The Right to Strike in the US

“The right to withhold one’s labor, inherent in the right to strike, belongs to all workers, but it has been restricted,” Jeanne Mirer, a labor lawyer in private practice working with the International Commission for Labor Rights, told Truthout. “Many unions have agreed never to strike while a collective bargaining agreement is in effect.”

Most private sector workers in the US have the right to strike under the National Labor Relations Act (NLRA). Employees, including international and undocumented workers, cannot be fired or disciplined for participating in a lawful strike.

“Those exempted from the NLRA, such as agricultural and domestic workers, are not restricted in the right to strike but have no protections against discharge if they strike and do not have the power to prevent such retaliation,” Mirer added.

Some states have their own laws granting protection to domestic workers and 14 states guarantee farmworkers collective bargaining rights.

Railroad and airline workers are not covered by the NLRA, but they come under the Railway Labor Act, which has several limitations on the right to strike.

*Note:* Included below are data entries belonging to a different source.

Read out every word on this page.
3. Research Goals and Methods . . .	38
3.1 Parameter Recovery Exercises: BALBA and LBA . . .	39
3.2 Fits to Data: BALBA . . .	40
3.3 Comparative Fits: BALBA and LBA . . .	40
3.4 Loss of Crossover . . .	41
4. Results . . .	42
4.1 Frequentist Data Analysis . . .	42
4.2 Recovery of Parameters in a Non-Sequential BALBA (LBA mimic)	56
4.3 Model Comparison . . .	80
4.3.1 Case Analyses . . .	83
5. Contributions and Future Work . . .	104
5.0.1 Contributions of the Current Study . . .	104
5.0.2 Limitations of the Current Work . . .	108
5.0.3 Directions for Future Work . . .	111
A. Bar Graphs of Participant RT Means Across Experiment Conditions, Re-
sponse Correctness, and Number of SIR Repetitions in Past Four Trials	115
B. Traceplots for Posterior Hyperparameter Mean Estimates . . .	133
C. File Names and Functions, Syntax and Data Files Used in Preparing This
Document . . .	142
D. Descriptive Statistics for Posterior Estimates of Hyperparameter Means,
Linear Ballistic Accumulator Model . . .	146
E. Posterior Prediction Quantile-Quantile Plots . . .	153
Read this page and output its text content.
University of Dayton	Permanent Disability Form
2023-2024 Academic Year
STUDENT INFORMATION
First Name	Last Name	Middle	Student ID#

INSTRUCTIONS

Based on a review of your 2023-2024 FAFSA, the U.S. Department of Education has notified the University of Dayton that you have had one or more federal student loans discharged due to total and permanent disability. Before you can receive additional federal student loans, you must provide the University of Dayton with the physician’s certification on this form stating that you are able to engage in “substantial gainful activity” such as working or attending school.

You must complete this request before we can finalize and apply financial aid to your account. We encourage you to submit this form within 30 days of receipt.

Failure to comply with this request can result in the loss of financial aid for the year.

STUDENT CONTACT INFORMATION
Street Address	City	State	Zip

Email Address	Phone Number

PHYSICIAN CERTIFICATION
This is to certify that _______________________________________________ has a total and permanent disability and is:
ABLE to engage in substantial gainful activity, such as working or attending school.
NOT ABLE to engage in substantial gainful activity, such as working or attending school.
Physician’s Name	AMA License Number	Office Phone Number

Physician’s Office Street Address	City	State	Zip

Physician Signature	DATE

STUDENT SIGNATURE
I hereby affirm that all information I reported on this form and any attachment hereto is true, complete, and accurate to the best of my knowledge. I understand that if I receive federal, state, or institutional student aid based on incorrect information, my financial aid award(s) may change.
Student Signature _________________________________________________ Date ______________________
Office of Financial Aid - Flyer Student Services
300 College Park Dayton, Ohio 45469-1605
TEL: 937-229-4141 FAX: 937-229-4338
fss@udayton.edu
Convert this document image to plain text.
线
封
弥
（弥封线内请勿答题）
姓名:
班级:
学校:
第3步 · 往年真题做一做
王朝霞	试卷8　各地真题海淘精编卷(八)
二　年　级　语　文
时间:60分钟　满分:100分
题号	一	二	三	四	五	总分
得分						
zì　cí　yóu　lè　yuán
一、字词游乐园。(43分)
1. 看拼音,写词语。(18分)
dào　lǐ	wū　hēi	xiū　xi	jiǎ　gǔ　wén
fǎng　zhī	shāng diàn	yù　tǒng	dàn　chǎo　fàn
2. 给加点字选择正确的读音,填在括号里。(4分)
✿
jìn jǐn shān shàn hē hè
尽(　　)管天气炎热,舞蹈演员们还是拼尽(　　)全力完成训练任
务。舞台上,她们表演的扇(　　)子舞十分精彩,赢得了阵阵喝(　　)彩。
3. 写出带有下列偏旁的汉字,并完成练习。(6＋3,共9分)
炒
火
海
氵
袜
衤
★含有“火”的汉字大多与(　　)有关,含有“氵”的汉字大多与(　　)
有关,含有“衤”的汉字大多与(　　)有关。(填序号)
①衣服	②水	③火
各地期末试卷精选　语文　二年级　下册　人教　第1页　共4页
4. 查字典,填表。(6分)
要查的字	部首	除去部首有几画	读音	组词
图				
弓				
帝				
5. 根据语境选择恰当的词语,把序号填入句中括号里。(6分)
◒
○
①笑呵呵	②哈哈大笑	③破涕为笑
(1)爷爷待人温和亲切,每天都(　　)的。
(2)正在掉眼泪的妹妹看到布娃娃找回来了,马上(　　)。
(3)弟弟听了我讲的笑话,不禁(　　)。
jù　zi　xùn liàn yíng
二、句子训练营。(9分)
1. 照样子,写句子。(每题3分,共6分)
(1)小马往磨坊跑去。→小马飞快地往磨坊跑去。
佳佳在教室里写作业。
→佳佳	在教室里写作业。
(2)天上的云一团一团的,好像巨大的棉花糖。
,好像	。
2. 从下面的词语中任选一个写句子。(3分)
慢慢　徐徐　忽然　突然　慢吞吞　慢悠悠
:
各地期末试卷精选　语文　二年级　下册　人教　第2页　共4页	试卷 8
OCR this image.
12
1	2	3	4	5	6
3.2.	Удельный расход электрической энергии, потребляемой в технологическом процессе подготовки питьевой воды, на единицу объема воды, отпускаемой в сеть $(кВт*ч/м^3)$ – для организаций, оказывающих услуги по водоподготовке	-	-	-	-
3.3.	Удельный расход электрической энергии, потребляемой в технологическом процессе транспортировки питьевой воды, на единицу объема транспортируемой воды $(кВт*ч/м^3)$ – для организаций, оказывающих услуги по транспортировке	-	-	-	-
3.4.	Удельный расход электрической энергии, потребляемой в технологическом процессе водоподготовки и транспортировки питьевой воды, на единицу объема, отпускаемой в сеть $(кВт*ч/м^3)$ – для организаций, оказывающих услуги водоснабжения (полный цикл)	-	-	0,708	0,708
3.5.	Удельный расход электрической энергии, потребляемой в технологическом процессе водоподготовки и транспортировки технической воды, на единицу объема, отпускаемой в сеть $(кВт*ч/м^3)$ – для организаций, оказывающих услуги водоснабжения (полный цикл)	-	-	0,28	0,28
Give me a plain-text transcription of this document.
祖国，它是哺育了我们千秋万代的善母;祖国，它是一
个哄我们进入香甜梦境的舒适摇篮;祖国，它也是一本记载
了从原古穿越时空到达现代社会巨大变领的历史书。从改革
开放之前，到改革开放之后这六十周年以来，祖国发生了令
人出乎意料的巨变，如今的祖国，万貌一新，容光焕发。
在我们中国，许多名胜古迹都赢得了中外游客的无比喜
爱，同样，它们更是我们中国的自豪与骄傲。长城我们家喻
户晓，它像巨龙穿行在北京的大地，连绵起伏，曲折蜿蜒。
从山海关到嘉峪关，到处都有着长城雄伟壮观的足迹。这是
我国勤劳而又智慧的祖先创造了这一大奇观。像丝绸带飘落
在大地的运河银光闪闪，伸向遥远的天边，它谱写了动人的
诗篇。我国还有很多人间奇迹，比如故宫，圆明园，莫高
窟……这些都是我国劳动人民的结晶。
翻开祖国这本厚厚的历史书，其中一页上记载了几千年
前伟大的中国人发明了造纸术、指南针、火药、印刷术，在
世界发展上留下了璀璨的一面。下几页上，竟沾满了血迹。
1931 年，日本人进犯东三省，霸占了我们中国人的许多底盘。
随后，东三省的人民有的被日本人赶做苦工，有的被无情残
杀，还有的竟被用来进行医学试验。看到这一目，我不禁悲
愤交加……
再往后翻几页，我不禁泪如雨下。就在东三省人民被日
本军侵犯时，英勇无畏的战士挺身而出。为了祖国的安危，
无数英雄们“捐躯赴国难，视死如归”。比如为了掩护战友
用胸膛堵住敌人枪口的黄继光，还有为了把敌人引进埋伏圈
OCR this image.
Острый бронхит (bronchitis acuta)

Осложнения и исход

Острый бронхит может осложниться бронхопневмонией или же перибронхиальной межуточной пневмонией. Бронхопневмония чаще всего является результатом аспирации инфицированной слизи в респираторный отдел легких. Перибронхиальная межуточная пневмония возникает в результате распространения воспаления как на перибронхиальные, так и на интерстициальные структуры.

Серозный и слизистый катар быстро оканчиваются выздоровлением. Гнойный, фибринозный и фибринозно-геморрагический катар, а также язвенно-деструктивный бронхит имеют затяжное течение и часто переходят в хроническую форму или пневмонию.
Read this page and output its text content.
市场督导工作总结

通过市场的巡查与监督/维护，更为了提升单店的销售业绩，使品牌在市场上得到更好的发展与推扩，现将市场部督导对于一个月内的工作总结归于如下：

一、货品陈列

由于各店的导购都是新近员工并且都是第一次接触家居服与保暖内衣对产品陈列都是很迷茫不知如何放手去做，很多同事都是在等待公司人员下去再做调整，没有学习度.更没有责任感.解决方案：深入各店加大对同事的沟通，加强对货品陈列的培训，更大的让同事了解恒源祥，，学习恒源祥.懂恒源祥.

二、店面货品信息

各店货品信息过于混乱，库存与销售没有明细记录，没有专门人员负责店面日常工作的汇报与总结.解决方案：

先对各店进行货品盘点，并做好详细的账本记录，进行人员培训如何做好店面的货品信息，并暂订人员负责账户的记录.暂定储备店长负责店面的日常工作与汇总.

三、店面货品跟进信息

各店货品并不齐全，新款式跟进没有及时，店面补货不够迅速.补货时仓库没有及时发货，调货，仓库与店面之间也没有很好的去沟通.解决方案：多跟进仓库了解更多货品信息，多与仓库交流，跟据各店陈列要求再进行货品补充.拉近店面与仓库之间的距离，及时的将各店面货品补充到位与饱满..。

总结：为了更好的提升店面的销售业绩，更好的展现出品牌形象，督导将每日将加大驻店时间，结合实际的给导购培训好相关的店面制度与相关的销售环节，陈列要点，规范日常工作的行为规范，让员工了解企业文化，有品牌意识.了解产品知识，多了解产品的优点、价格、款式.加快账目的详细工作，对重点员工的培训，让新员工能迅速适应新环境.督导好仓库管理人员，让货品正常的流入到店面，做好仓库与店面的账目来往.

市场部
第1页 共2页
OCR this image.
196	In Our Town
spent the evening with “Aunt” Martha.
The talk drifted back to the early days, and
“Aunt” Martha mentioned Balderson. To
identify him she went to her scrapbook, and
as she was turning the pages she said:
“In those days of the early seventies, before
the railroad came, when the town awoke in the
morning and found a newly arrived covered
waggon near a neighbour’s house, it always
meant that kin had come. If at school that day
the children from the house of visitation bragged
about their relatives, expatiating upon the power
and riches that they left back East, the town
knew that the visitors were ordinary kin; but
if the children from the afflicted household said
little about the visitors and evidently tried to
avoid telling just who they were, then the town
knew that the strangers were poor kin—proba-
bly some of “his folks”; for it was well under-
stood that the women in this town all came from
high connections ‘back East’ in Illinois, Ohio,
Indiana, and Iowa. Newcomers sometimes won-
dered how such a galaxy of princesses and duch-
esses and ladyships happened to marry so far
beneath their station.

In recent years, Congress and the courts have narrowed the definition of “protected concerted activity” under the NLRA. Union membership is dropping. Nevertheless, strike actions in the US increased by almost 50 percent in 2022, according to the Economic Policy Institute.

In 2023, the US Supreme Court weakened the legal protections for striking in Glacier Northwest, Inc. v. International Brotherhood of Teamsters, making it easier for employers to sue unions in state courts. Only Justice Ketanji Brown Jackson dissented, writing, “The right to strike is fundamental to American labor law.” She noted:

Workers are not indentured servants, bound to continue laboring until any planned work stoppage would be as painless as possible for their masters. They are employees whose collective and peaceful decision to withhold their labor is protected by the [National Labor Relations Act] even if economic injury results.

The NLRA’s protections for private sector workers don’t extend to public sector employees. “Public employees in the United States have been restricted in many ways from striking,” Mirer said.

Federal workers are legally prohibited from striking. Thirty-six states prohibit public sector workers from striking. Three other states that haven’t addressed the issue would likely outlaw public sector strikes as well. In the 12 states where strikes are not per se unlawful, various preconditions must be met before workers can engage in strikes.

The World Federation of Trade Unions, which played a decisive role in the creation of Convention No. 87 in 1948, applauded the ICJ’s decision:

[I]t is clear that the existence of a class-oriented and militant trade union movement is the essential, decisive, and irreplaceable factor to ensure that the right to strike, as well as conventions, collective bargaining, labor laws, and workers’ achievements, are not merely empty words on paper but are implemented in practice. The WFTU reiterates its call for struggle in every country, sector, and workplace to safeguard the sacred right to strike in practice.

“It is up to workers and their organizations to build on the ICJ decision to ensure the right to strike can be an effective tool to build worker power,” Mirer said.